January 12 or, "When the **** hits the fan": I was scheduled to fly to Boston today. Through Atlanta. For historical value, I'll note that Boston is currently having a massive blizzard (30mph winds, over a foot of snow), so no flights got in today. Furthermore, Atlanta is on the tail end of uncharacteristically cold weather, including so much snow that their roads iced over. Atlanta owns a grand total of 8 snowplows for the entire city. CNN did a viewer-submitted piece today showing a guy ice skating down Peachtree Street, Atlanta's main street. So Atlanta has not been terribly on top of flights either.

But I was hopeful. Neither of my flights were cancelled when I woke up. I hugged my dad and sister goodbye as they left, and then my mom drove me to the airport. Both flights were still a go. I went through security. About 10 minutes before my first flight boards, my dad calls me, letting me know that in the past minute, my second-leg flight had been cancelled. Along with every other flight from Atlanta into Boston except one that arrived just before midnight. I quickly went up to the service desk, and the helpful woman there managed to get me one of the rapidly vanishing seats on that last uncancelled flight.

My DFW -> ATL leg went smoothly. When I arrived, the second-leg flight was still a go. It remained that way for about three hours, and then I got another phone call from my dad, again helpfully letting me know that my flight had just been cancelled and that I should seek another. (How he managed to get this info so quickly is beyond me, since he got me the word faster than the Departures screen at the airport. I have this picture in my mind of him refreshing a flight status webpage every 10 seconds all day long, which makes me laugh.) So I hauled between terminals to find the Airtran Customer Service desk, and they put me on the first flight out on the 13th.
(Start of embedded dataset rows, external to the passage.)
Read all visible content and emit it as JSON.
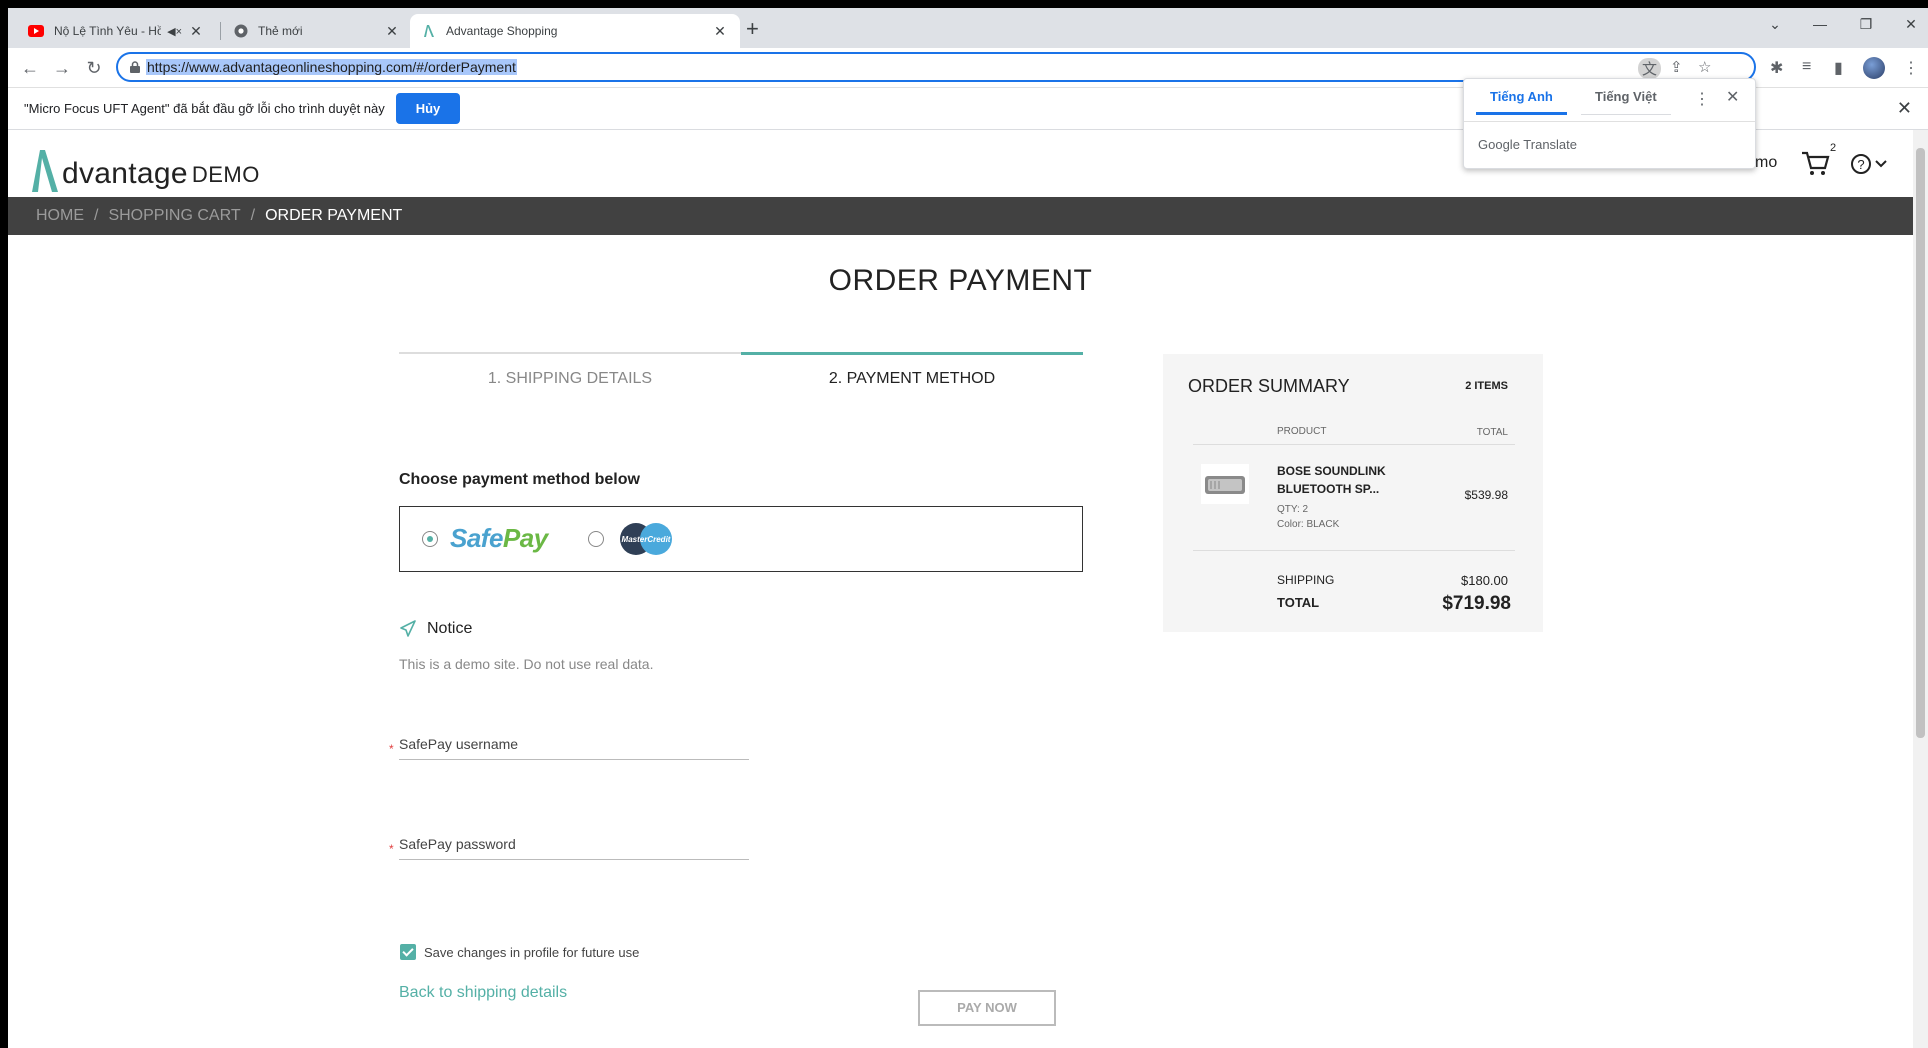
{
  "browser": {
    "tabs": [
      {
        "title": "Nộ Lệ Tình Yêu - Hồ Việt Trung",
        "icon": "youtube-icon",
        "audio_icon": "speaker-muted-icon"
      },
      {
        "title": "Thẻ mới",
        "icon": "chrome-icon"
      },
      {
        "title": "Advantage Shopping",
        "icon": "advantage-icon"
      }
    ],
    "new_tab": "+",
    "url": "https://www.advantageonlineshopping.com/#/orderPayment"
  },
  "infobar": {
    "message": "\"Micro Focus UFT Agent\" đã bắt đầu gỡ lỗi cho trình duyệt này",
    "cancel_label": "Hủy"
  },
  "translate_popup": {
    "tab_source": "Tiếng Anh",
    "tab_target": "Tiếng Việt",
    "brand": "Google Translate"
  },
  "site": {
    "logo_word": "dvantage",
    "logo_demo": "DEMO",
    "user_fragment": "mo",
    "cart_count": "2"
  },
  "breadcrumb": {
    "items": [
      "HOME",
      "SHOPPING CART",
      "ORDER PAYMENT"
    ],
    "separator": "/"
  },
  "page": {
    "title": "ORDER PAYMENT",
    "steps": [
      "1. SHIPPING DETAILS",
      "2. PAYMENT METHOD"
    ],
    "choose_label": "Choose payment method below",
    "payment_options": {
      "safepay_safe": "Safe",
      "safepay_pay": "Pay",
      "mastercredit": "MasterCredit",
      "selected": "SafePay"
    },
    "notice_title": "Notice",
    "notice_text": "This is a demo site. Do not use real data.",
    "fields": {
      "username_label": "SafePay username",
      "password_label": "SafePay password",
      "required_mark": "*"
    },
    "save_label": "Save changes in profile for future use",
    "save_checked": true,
    "back_link": "Back to shipping details",
    "pay_now": "PAY NOW"
  },
  "summary": {
    "title": "ORDER SUMMARY",
    "item_count": "2 ITEMS",
    "col_product": "PRODUCT",
    "col_total": "TOTAL",
    "product_name": "BOSE SOUNDLINK BLUETOOTH SP...",
    "product_qty": "QTY: 2",
    "product_color": "Color: BLACK",
    "product_price": "$539.98",
    "shipping_label": "SHIPPING",
    "shipping_value": "$180.00",
    "total_label": "TOTAL",
    "total_value": "$719.98"
  },
  "colors": {
    "accent": "#54b0a6",
    "breadcrumb_bg": "#414141",
    "chrome_blue": "#1a73e8"
  }
}
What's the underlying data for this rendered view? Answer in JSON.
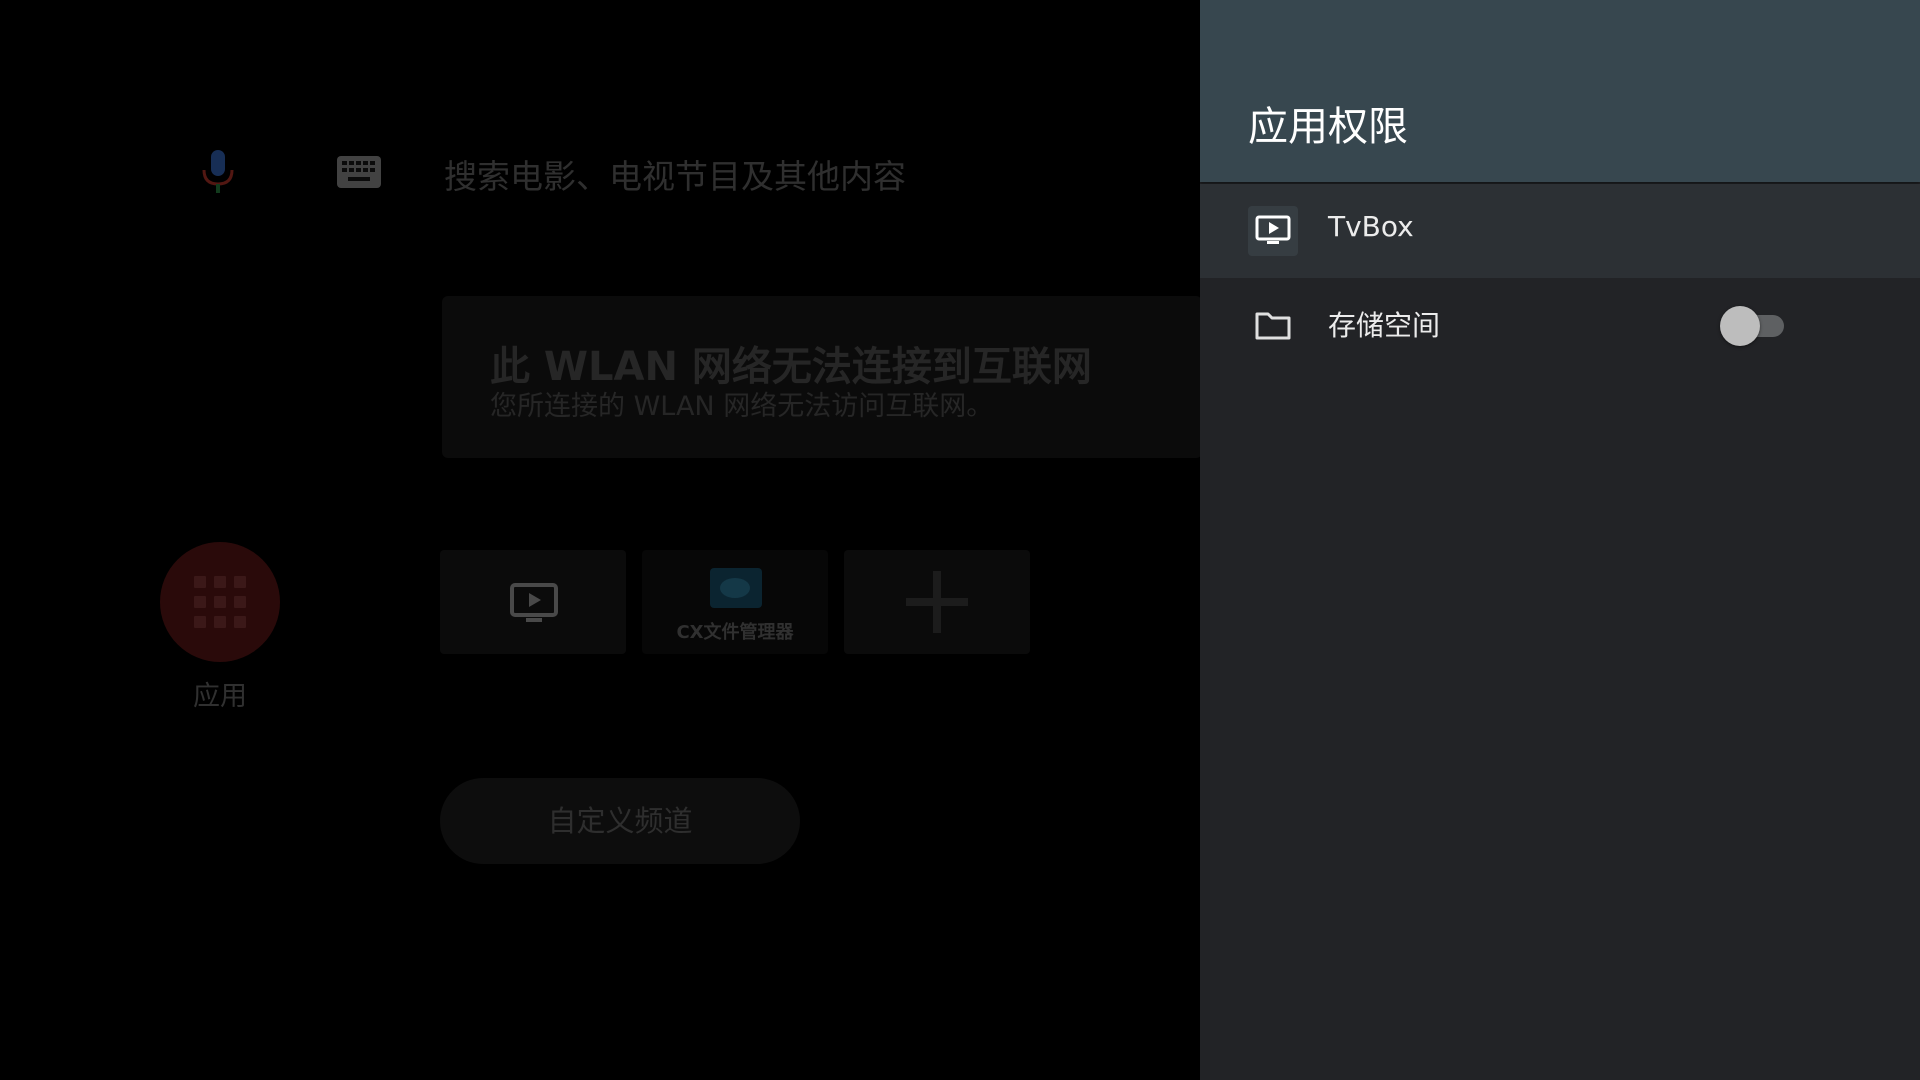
{
  "launcher": {
    "search_placeholder": "搜索电影、电视节目及其他内容",
    "icons": {
      "mic": "mic-icon",
      "keyboard": "keyboard-icon"
    },
    "network_card": {
      "title": "此 WLAN 网络无法连接到互联网",
      "subtitle": "您所连接的 WLAN 网络无法访问互联网。"
    },
    "apps_button": {
      "label": "应用",
      "icon": "apps-grid-icon",
      "color": "#2a0a0a"
    },
    "app_tiles": [
      {
        "icon": "tv-play-icon",
        "label": ""
      },
      {
        "icon": "cx-folder-icon",
        "label": "CX文件管理器"
      },
      {
        "icon": "plus-icon",
        "label": ""
      }
    ],
    "custom_channel_label": "自定义频道"
  },
  "panel": {
    "title": "应用权限",
    "header_color": "#37474f",
    "background_color": "#222326",
    "items": [
      {
        "icon": "tv-play-icon",
        "label": "TvBox",
        "focused": true
      },
      {
        "icon": "folder-icon",
        "label": "存储空间",
        "toggle": {
          "state": "off"
        }
      }
    ]
  }
}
We'll see how that turns out tomorrow. For now, though, I've pulled up a comfy patch of carpet in a corner near a power outlet for the night.

Oh, one other thing about Atlanta: the wifi sucks. Well, technically, not the wifi - the access points ping just fine, but they block access to the general web with what's probably a massively overloaded squid proxy. That might explain why the redirecting proxy managed to drop approximately every other connection I tried to make.

"But!" you might say, "don't you have your Nokia N900, with which you can tether at delicious speeds?" I do indeed, but it turns out that T-Mobile's 3G backend was also having issues. I'd get an IP, but couldn't ping anything at all. Eventually I figured out that I could force the phone to use only EDGE instead of 3G bands, and that worked. That wasn't until much later in the evening, though, so most of the time I was trying to check my flight status with either of two failing paths to the Internet.

BUT now I have EDGE so I can write this lengthy and belated post. With any luck, in twelve hours, I'll be in Boston.


avatar from Gravatar

Howard Fisher | 2011-01-13T07:30:16.455744

Actually, the part about me refreshing a flight status webpage about every 10 seconds is not too far from the truth. :) I just didn't want my boy to spend the next 3 days in the Atlanta airport.